Upcoming SpaceX layoffs could account for 577 jobs at California headquarters
This is not the first time that the Musk-led company has taken such drastic steps. In June, the tech entrepreneur gave the boot to seven members of a senior management team involved with a SpaceX satellite launch project.
In the face of “extraordinarily difficult challenges”, Elon Musk-led rocket manufacturing company SpaceX has announced that it is laying off almost 10 percent of its workforce. As part of the impending cut, some 577 positions at Hawthorne, the California-based headquarters and factory of the rocket company could be affected, media reports suggest.
“It’s always unfortunate when there are large layoffs,” said Jan Vogel, Executive Director of the South Bay Workforce Investment Board, says media reports.

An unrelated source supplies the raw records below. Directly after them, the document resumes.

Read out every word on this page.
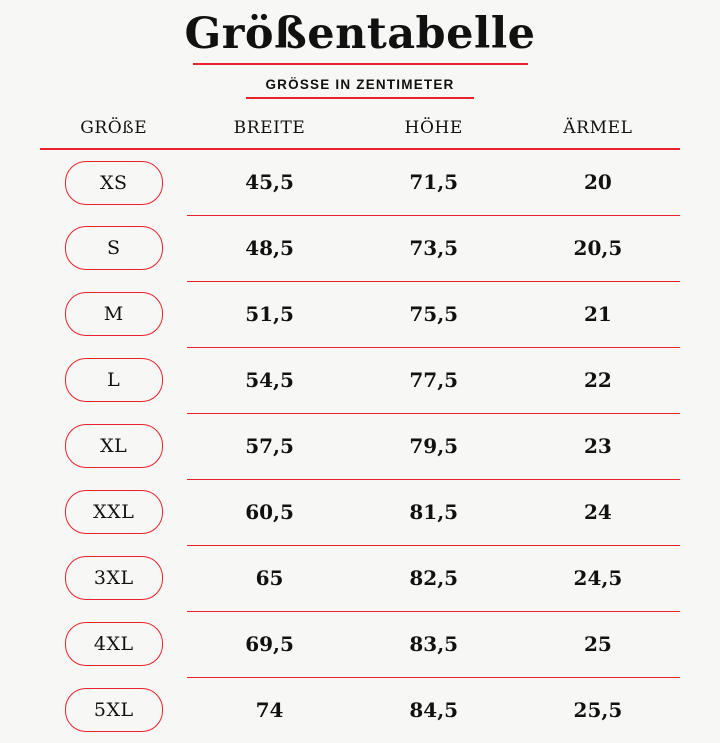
Größentabelle
GRÖSSE IN ZENTIMETER
GRÖßE	BREITE	HÖHE	ÄRMEL

XS	45,5	71,5	20

S	48,5	73,5	20,5

M	51,5	75,5	21

L	54,5	77,5	22

XL	57,5	79,5	23

XXL	60,5	81,5	24

3XL	65	82,5	24,5

4XL	69,5	83,5	25

5XL	74	84,5	25,5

“We’re in touch with SpaceX and we’re to provide transitional services to impacted employees. There are a lot of aerospace companies in the Los Angeles area. We’re ready to help people,” he added. So far, the layoffs are said to account for positions including production managers, avionics technicians, machinists, inventory specialists and propulsion technicians.
The news comes at the heels of the company's first launch of 2019 on Friday, January 11. Citing the “extraordinarily difficult challenges ahead” as the reason behind the move, SpaceX revealed it will “part ways” with some of the employees working for the company that has a 6,000-strong workforce.
A company spokesperson added, “To continue delivering for our customers and to succeed in developing interplanetary spacecraft and a global space-based Internet, SpaceX must become a leaner company. Either of these developments, even when attempted separately, have bankrupted other organisations.”
This, however, is not the first time that a Musk-led company has taken such a step. In June, Musk gave the boot to at least seven members of a senior management team involved with a SpaceX satellite launch project due to alleged discord over the pace of work on the Starlink satellites.
Around the same time last year, there were similar reports of layoffs at Musk’s other company, Tesla. The electric car manufacturer had announced that it was cutting down 9 percent of its manpower as part of an organisational restructuring, garnering global attention.